How Even the Remotest Parts of the World Are Getting Mobile Coverage

That tree is a cellphone tower.

That tree is a cellphone tower. Endaga

A new device is using regular radio spectrum to connect to mobile phones in its area.

For mobile operators, setting up shop in some of the remotest places on earth can bring rich rewards, but also tremendous risk. Sometimes the risk is too much—Digicel founder Denis O’Brien said his company lost nine people in “plane crashes, accidents, car crashes” when it was building its network in Papua New Guinea—and as often, the reward is too little. As a result, 10% of the world’s population lives in places without mobile coverage (pdf).

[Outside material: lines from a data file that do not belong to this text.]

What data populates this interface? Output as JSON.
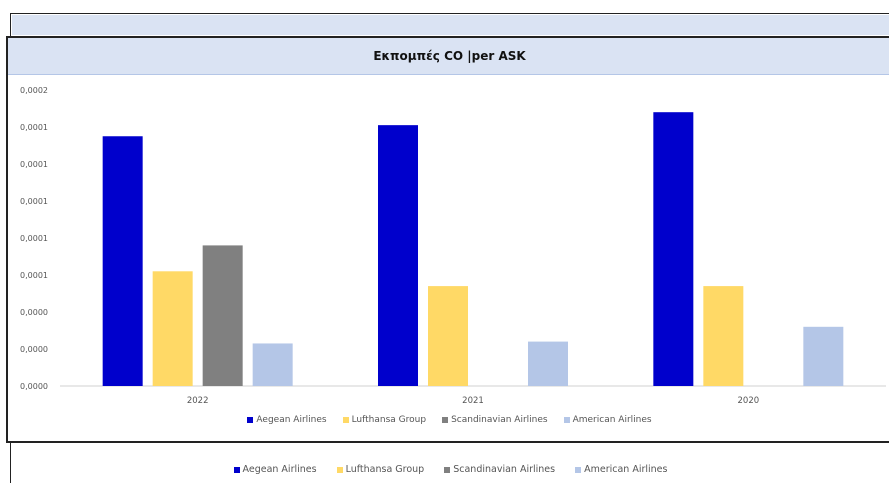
{
  "chart_data": {
    "type": "bar",
    "title": "Εκπομπές CO |per ASK",
    "categories": [
      "2022",
      "2021",
      "2020"
    ],
    "y_ticks": [
      "0,0000",
      "0,0000",
      "0,0000",
      "0,0001",
      "0,0001",
      "0,0001",
      "0,0001",
      "0,0001",
      "0,0002"
    ],
    "ylim": [
      0,
      0.00016
    ],
    "series": [
      {
        "name": "Aegean Airlines",
        "color": "#0000cc",
        "values": [
          0.000135,
          0.000141,
          0.000148
        ]
      },
      {
        "name": "Lufthansa Group",
        "color": "#ffd966",
        "values": [
          6.2e-05,
          5.4e-05,
          5.4e-05
        ]
      },
      {
        "name": "Scandinavian Airlines",
        "color": "#808080",
        "values": [
          7.6e-05,
          0,
          0
        ]
      },
      {
        "name": "American Airlines",
        "color": "#b4c6e7",
        "values": [
          2.3e-05,
          2.4e-05,
          3.2e-05
        ]
      }
    ],
    "grid": false,
    "legend_position": "bottom"
  }
}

Endaga, a tiny startup that just raised $1.2 million in funding, may have another way.

As part of his doctoral work at Berkeley, Endage founder Kurtis Heimerl built a box that can be installed pretty much anywhere—the first one was fitted on a tree—and provide cellular coverage over a 10 km (6.2 mile) radius. The box uses regular radio spectrum to connect to mobile phones in its area, converting it to voice over internet protocol (VoIP) in order to connect to the rest of the world.

By the people

The clever bit is that Endaga doesn’t run the service. Instead of attempting to make money from cellphone services, Endaga leaves the running of the network to locals, who then take on the responsibility of installing it, attaching it to a power source, and finding an internet connection. The owner (or owners) of the box become micro-operators, charging as they see fit for the service. The power usually comes from a generator. Internet access is trickier. Sometimes there are nearby fiber lines. In other cases the operator pays for a satellite connection.

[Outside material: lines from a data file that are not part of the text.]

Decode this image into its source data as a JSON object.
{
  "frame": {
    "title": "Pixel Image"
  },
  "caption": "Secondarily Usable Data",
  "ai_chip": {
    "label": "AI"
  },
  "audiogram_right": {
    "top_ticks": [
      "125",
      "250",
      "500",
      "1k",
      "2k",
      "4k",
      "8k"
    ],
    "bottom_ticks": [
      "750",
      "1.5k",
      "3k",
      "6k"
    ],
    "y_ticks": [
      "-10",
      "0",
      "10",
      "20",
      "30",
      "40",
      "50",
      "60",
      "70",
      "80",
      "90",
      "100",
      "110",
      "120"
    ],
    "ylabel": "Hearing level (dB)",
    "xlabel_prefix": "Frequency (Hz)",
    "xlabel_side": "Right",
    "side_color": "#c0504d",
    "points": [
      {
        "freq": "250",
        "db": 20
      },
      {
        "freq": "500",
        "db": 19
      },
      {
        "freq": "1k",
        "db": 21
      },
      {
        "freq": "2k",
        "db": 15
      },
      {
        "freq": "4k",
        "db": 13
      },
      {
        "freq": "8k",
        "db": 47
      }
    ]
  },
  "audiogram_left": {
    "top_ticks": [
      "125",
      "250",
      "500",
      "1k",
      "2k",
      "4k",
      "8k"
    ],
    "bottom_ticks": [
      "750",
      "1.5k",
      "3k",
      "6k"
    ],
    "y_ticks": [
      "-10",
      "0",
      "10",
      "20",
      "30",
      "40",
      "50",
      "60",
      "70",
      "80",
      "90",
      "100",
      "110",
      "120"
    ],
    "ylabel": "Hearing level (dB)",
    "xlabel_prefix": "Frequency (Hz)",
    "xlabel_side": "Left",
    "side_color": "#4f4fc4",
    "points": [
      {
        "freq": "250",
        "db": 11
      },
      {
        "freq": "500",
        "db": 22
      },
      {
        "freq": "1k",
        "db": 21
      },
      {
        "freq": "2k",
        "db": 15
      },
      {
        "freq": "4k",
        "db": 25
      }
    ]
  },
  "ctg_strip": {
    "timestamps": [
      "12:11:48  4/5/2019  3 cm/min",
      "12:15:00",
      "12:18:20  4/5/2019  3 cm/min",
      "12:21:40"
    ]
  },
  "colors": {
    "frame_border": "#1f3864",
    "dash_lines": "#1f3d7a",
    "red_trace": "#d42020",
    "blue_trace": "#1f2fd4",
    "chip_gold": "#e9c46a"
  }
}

Leaving the running to locals also means lower running costs. Where big operators in faraway offices would need to build a road to install a tower, then bring in a diesel generator to power it and erect a fence to protect the fuel, a locally owned and run network can be maintained much more easily. Roshan, Afghanistan’s biggest operator, keeps its infrastructure running in a similar fashion, with locals taking on the task of protecting it.

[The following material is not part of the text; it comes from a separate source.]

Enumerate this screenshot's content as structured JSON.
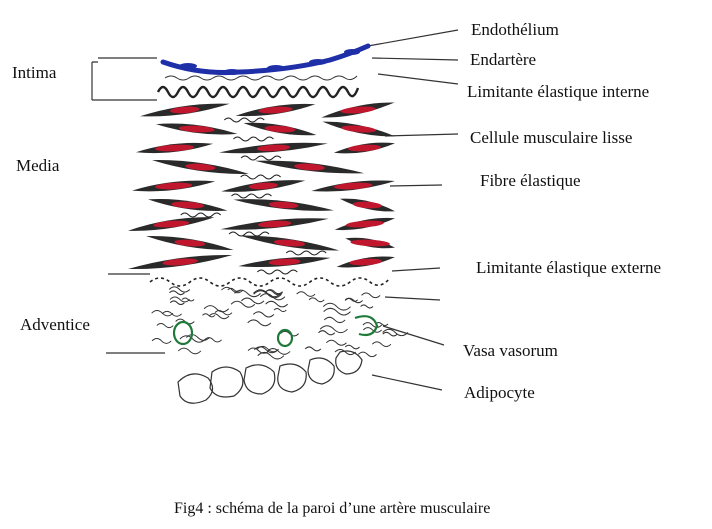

Heimerl installed the first box at a school in the Papua province of Indonesia (the other half of the island that includes Papua New Guinea) in early 2013 as part of his PhD. He says the local operator brings in $2,000 in monthly revenue. The box itself sells for $6,000. “It is wildly profitable for the local school,” he says. (Another three boxes are on their way to customers now, but Heimerl declined to name them.)

Afoul of the law

It’s all wonderful in theory, but it is also illegal. Mobile networks pay several hundred million dollars for the privilege of using radio spectrum, a limited resource. Apart from small bands of public spectrum—used by Wi-Fi routers and microwaves for example—radio spectrum is owned and licensed out by governments.

Endaga’s boxes are in effect infringing on the regional network’s spectrum. But Heimerl says he doesn’t foresee trouble from operators and regulators. “We’re solving a core problem for them. There are government agencies dedicated to this problem [of rural access]. We come to them with this solution and they’re open to it,” he says.